Mafia, memang selalu menjengkelkan. Mendengar istilahnya saja, kita sedih dan kesal. Isi otak para mafia, mereka harus “menerima” sesuatu dari republik. Persetan dengan isi perut rakyat atau masa depan republik ini. Dalam situasi negara yang bagaimana pun sulitnya. Mafia, sama sekali tak ada niat untuk “memberi” sesuatu kepada republik ini. Ini bukti bahwa setelah lebih 75 tahun republik ini dibangun, telah terjadi proses transformasi kultural dalam alam pikir manusia-manusia Indonesia. Alam pikir yang sebelumnya yang ikhlas “memberi”, berkorban kepada negara, lalu berubah ke alam pikir yang harus “menerima” dan mengeruk keuntungan dari negara. Mafia tidak mengenal hukum Karma Phala, setiap perbuatan (subha a-subha karma) pasti ada akibatnya/hasilnya (pahalanya). Yang mereka kenal hanyalah untung besar. Mereka juga tak mengenal istilah “ala kinardi ala tinemu, ayu kinardi ayu pinanggih” (baik perbuatan, baik hasilnya, buruk perbuatan, buruk pula akibatnya).
Jika kita ingat sejarah perjuangan bangsa, tatkala para pahlawan kita memulai perang kemerdekaan, kenapa manusia-manusia Indonesia saat itu dengan gagah berani siap maju ke medan perang (ksatria mabela pati) ? Meski resikonya harus mati (mantuk ring rana). Karena harus menghadapi musuh yang sangat hebat dan baru saja memenangkan Perang Dunia Kedua. Hal itu disebabkan karena dalam nuraninya ada niat dan spirit “memberi” dengan tulus ikhlas (lascarya nekeng saking tuas) kepada negaranya. Bahkan dengan tetesan darah, jiwa raga sekali pun. Jaman telah berubah, generasi telah berganti. Niat mulia itu, kini sudah sirna, lenyap ditelan waktu. Yang muncul adalah niat yang sebaliknya yakni pamrih, korupsi, mengeruk keuntungan untuk kepentingan pribadi.

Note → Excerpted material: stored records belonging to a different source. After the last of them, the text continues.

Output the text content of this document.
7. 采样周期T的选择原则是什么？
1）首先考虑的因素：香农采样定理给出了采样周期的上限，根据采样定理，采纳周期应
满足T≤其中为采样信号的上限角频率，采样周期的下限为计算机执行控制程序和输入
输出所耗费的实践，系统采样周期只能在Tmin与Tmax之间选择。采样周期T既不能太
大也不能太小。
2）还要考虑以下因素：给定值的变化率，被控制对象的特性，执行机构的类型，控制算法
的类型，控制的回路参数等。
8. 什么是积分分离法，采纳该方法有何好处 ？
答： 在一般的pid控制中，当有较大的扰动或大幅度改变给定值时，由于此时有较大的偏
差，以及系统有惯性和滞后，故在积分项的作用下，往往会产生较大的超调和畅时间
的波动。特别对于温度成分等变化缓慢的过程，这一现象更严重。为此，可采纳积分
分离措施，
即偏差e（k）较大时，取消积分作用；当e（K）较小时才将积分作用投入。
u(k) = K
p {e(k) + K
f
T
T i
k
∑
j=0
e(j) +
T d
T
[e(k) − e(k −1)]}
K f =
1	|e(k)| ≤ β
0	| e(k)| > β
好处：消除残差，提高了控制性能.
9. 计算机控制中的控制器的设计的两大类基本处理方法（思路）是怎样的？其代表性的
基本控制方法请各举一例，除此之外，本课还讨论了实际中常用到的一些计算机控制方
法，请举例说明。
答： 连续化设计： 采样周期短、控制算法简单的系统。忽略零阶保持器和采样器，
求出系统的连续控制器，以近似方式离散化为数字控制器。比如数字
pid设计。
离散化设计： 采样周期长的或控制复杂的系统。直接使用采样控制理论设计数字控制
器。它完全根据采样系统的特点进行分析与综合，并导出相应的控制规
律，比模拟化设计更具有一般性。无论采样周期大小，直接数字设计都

Dalam berbagai pidato para veteran pejuang kemerdekaan (di antaranya Ketua DPD LVRI Bali, I Gusti Bagus Saputera, S.H), tercermin kekecewaan. Betapa kecewanya para pejuang itu melihat kondisi negara yang marak korupsi, marak dengan ulah mafia saat ini. Tetapi apa mau dikata? Sistem politik yang muncul paska reformasi, tampaknya telah menjadi biang kerok utama situasi negeri seperti ini. Temuan-temuan KPK telah mengindikasikan, betapa sistem politik kita ternyata memang sangat koruptif, manipulatif dan agitatif. Ditambah lagi dengan tekanan eksternal yang menyebabkan manusia menjadi sangat pragmatis, aji mumpung, mumpung berkuasa, mumpung ada kesempatan. Sehingga muncullah niat dan ulah buruk (a-dharma, a-subha karma) menjadi mafia yang merugikan negara.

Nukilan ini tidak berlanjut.